An Indian fintech start-up headquartered in Singapore, InstaReM aims to grow 600 per cent in the financial year 2018-19. The company offers a platform for international money transfers to individuals and businesses.
InstaReM is one of the largest cross-border payment providers globally, with licenses in eight markets and covering 60 countries, reaching 3.2 billion people in the developed as well as developing countries.
Prajit Nanu, co-founder of InstaReM said, “Our company is able to transfer funds within 24 hours in Asia, compared to the average two to four days transfer by banks. We want to drive the adoption rate of technological innovations across both business as well as individual consumers. We have the EU and US markets in sight this year, and will be growing 600 percent in financial year 2018-19.”

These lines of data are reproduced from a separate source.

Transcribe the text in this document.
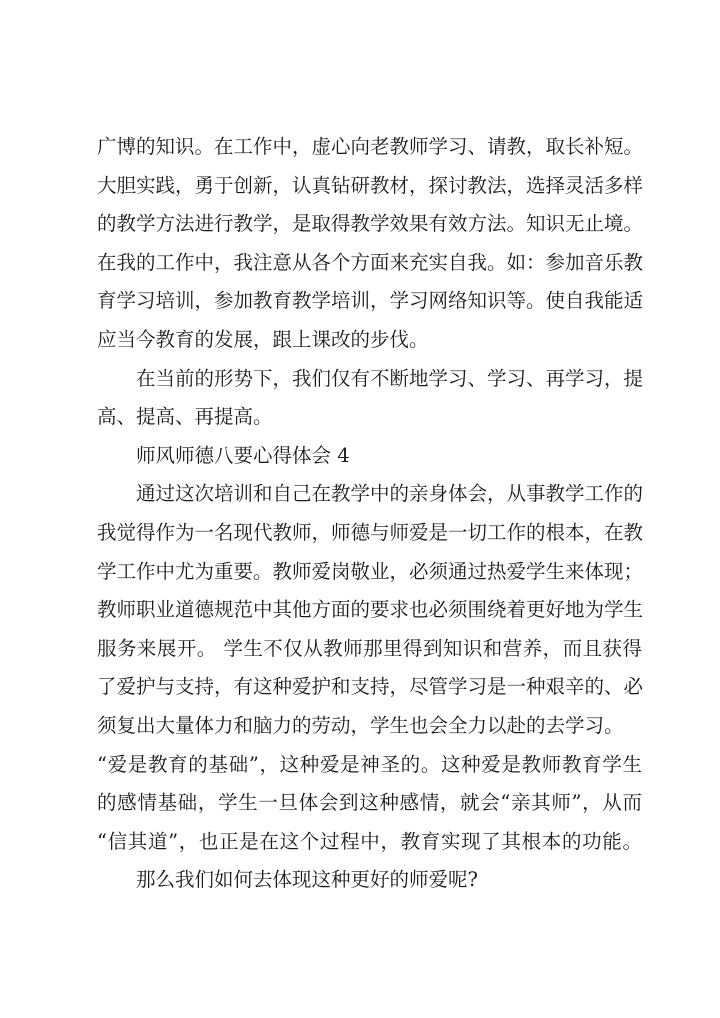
广博的知识。在工作中，虚心向老教师学习、请教，取长补短。
大胆实践，勇于创新，认真钻研教材，探讨教法，选择灵活多样
的教学方法进行教学，是取得教学效果有效方法。知识无止境。
在我的工作中，我注意从各个方面来充实自我。如：参加音乐教
育学习培训，参加教育教学培训，学习网络知识等。使自我能适
应当今教育的发展，跟上课改的步伐。
在当前的形势下，我们仅有不断地学习、学习、再学习，提
高、提高、再提高。
师风师德八要心得体会 4
通过这次培训和自己在教学中的亲身体会，从事教学工作的
我觉得作为一名现代教师，师德与师爱是一切工作的根本，在教
学工作中尤为重要。教师爱岗敬业，必须通过热爱学生来体现；
教师职业道德规范中其他方面的要求也必须围绕着更好地为学生
服务来展开。 学生不仅从教师那里得到知识和营养，而且获得
了爱护与支持，有这种爱护和支持，尽管学习是一种艰辛的、必
须复出大量体力和脑力的劳动，学生也会全力以赴的去学习。
“爱是教育的基础”，这种爱是神圣的。这种爱是教师教育学生
的感情基础，学生一旦体会到这种感情，就会“亲其师”，从而
“信其道”，也正是在这个过程中，教育实现了其根本的功能。
那么我们如何去体现这种更好的师爱呢?
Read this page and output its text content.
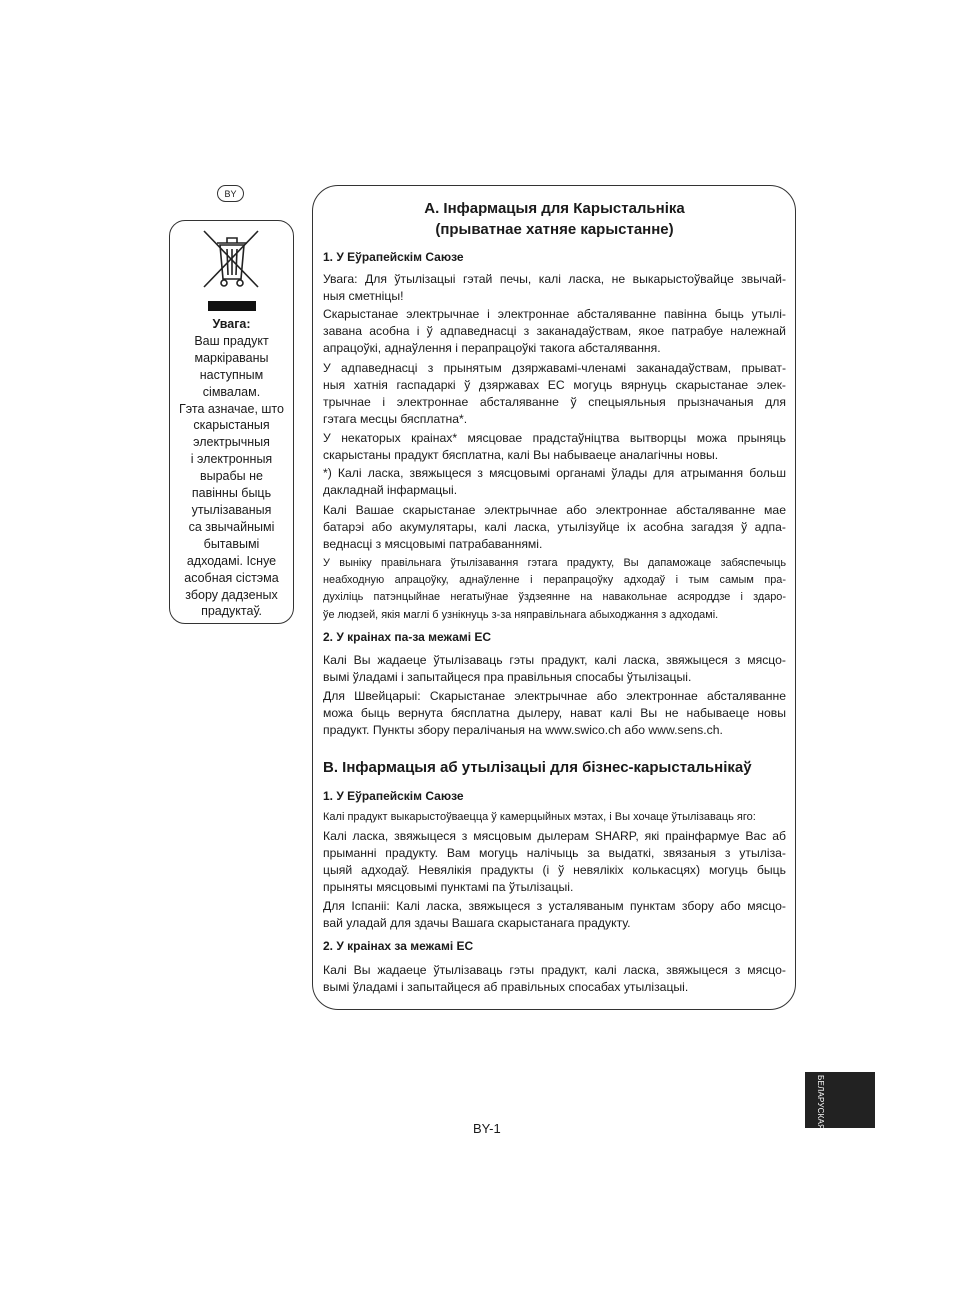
BY
Увага:
Ваш прадукт
маркіраваны
наступным
сімвалам.
Гэта азначае, што
скарыстаныя
электрычныя
і электронныя
вырабы не
павінны быць
утылізаваныя
са звычайнымі
бытавымі
адходамі. Існуе
асобная сістэма
збору дадзеных
прадуктаў.
A. Інфармацыя для Карыстальніка
(прыватнае хатняе карыстанне)
1. У Еўрапейскім Саюзе
Увага: Для ўтылізацыі гэтай печы, калі ласка, не выкарыстоўвайце звычай-
ныя сметніцы!
Скарыстанае электрычнае і электроннае абсталяванне павінна быць утылі-
завана асобна і ў адпаведнасці з заканадаўствам, якое патрабуе належнай
апрацоўкі, аднаўлення і перапрацоўкі такога абсталявання.
У адпаведнасці з прынятым дзяржавамі-членамі заканадаўствам, прыват-
ныя хатнія гаспадаркі ў дзяржавах ЕС могуць вярнуць скарыстанае элек-
трычнае і электроннае абсталяванне ў спецыяльныя прызначаныя для
гэтага месцы бясплатна*.
У некаторых краінах* мясцовае прадстаўніцтва вытворцы можа прыняць
скарыстаны прадукт бясплатна, калі Вы набываеце аналагічны новы.
*) Калі ласка, звяжыцеся з мясцовымі органамі ўлады для атрымання больш
дакладнай інфармацыі.
Калі Вашае скарыстанае электрычнае або электроннае абсталяванне мае
батарэі або акумулятары, калі ласка, утылізуйце іх асобна загадзя ў адпа-
веднасці з мясцовымі патрабаваннямі.
У выніку правільнага ўтылізавання гэтага прадукту, Вы дапаможаце забяспечыць
неабходную апрацоўку, аднаўленне і перапрацоўку адходаў і тым самым пра-
духіліць патэнцыйнае негатыўнае ўздзеянне на навакольнае асяроддзе і здаро-
ўе людзей, якія маглі б узнікнуць з-за няправільнага абыходжання з адходамі.
2. У краінах па-за межамі ЕС
Калі Вы жадаеце ўтылізаваць гэты прадукт, калі ласка, звяжыцеся з мясцо-
вымі ўладамі і запытайцеся пра правільныя спосабы ўтылізацыі.
Для Швейцарыі: Скарыстанае электрычнае або электроннае абсталяванне
можа быць вернута бясплатна дылеру, нават калі Вы не набываеце новы
прадукт. Пункты збору пералічаныя на www.swico.ch або www.sens.ch.
B. Інфармацыя аб утылізацыі для бізнес-карыстальнікаў
1. У Еўрапейскім Саюзе
Калі прадукт выкарыстоўваецца ў камерцыйных мэтах, і Вы хочаце ўтылізаваць яго:
Калі ласка, звяжыцеся з мясцовым дылерам SHARP, які праінфармуе Вас аб
прыманні прадукту. Вам могуць налічыць за выдаткі, звязаныя з утылізa-
цыяй адходаў. Невялікія прадукты (і ў невялікіх колькасцях) могуць быць
прыняты мясцовымі пунктамі па ўтылізацыі.
Для Іспаніі: Калі ласка, звяжыцеся з усталяваным пунктам збору або мясцо-
вай уладай для здачы Вашага скарыстанага прадукту.
2. У краінах за межамі ЕС
Калі Вы жадаеце ўтылізаваць гэты прадукт, калі ласка, звяжыцеся з мясцо-
вымі ўладамі і запытайцеся аб правільных спосабах утылізацыі.
BY-1	БЕЛАРУСКАЯ
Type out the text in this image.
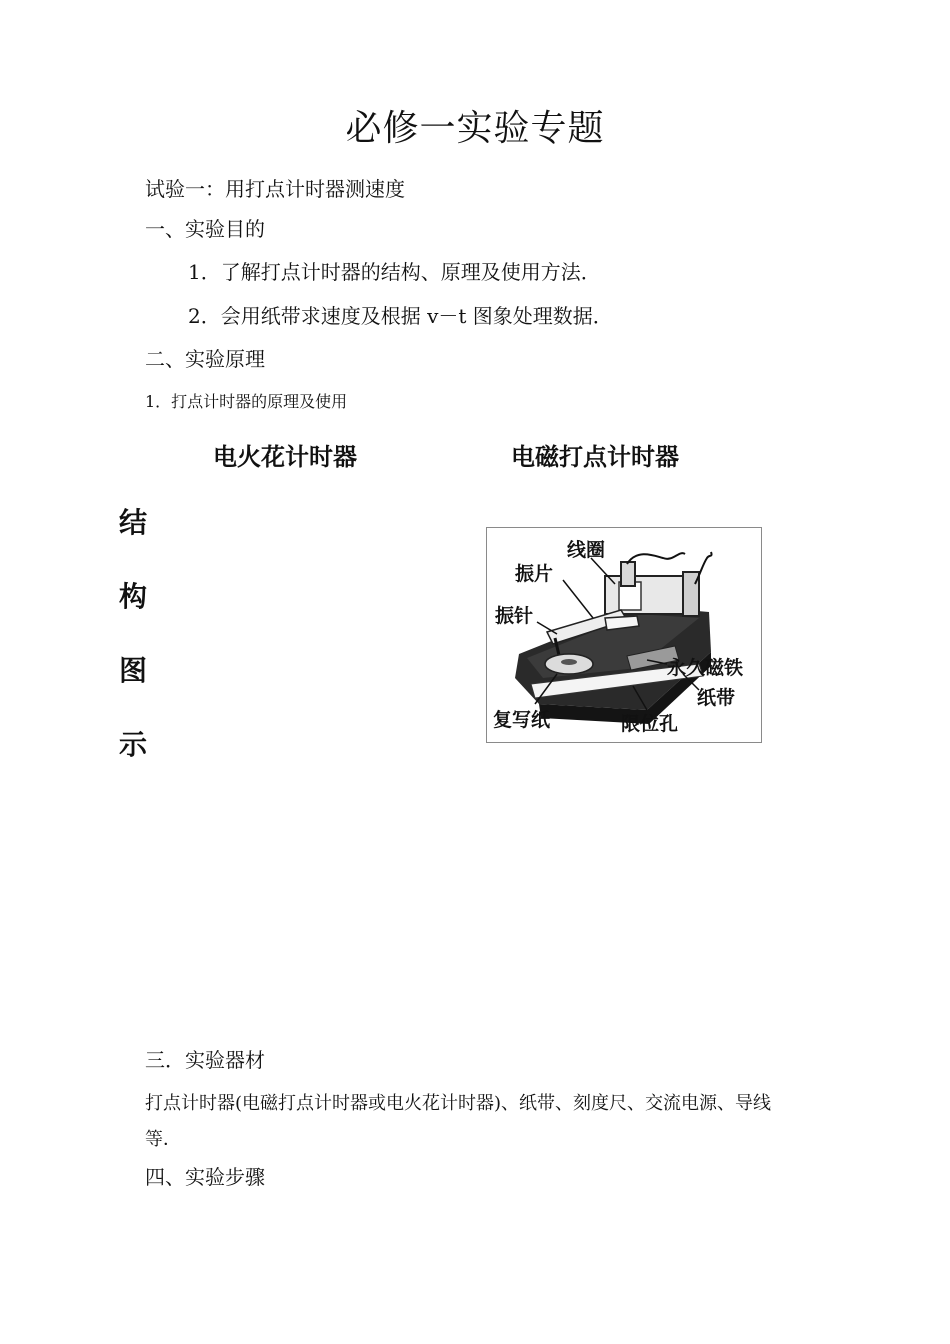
必修一实验专题
试验一：用打点计时器测速度
一、实验目的
1．了解打点计时器的结构、原理及使用方法．
2．会用纸带求速度及根据 v－t 图象处理数据．
二、实验原理
1．打点计时器的原理及使用
电火花计时器	电磁打点计时器
结
构
图
示
线圈
振片
振针
永久磁铁
纸带
复写纸	限位孔
三．实验器材
打点计时器(电磁打点计时器或电火花计时器)、纸带、刻度尺、交流电源、导线
等．
四、实验步骤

InstaReM launched Malaysia operations in Kuala Lumpur in November 2017. Besides individual and corporate customers in Singapore, Australia and Hong Kong, Malaysia was next in line to enjoy cost-effective and efficient cross-border money transfers to over 60 countries across the globe.
The fintech company has its presence in the European Union with the opening of an office in Lithuania in September 2017.
InstaReM will also start its India operations in 2018, following recent approval from the Reserve Bank of India (RBI).
The massive growth of InstaReM is due to the fact that it charges a transparent, nominal fee (typically 0.5 per cent) which is known to the customer before the transaction, unlike cross-border remittances which cost an average of 7.32 per cent of the amount sent.
This massive difference in cost, is because there is no physical cross-border handling and movement of funds allows InstaReM to avoid incurring and passing on international bank handling fees to customers.
InstaReM has created a unique payment mesh in Asia, which is being leveraged by financial institutions, SMEs and individuals to make fast low-cost cross-border payments.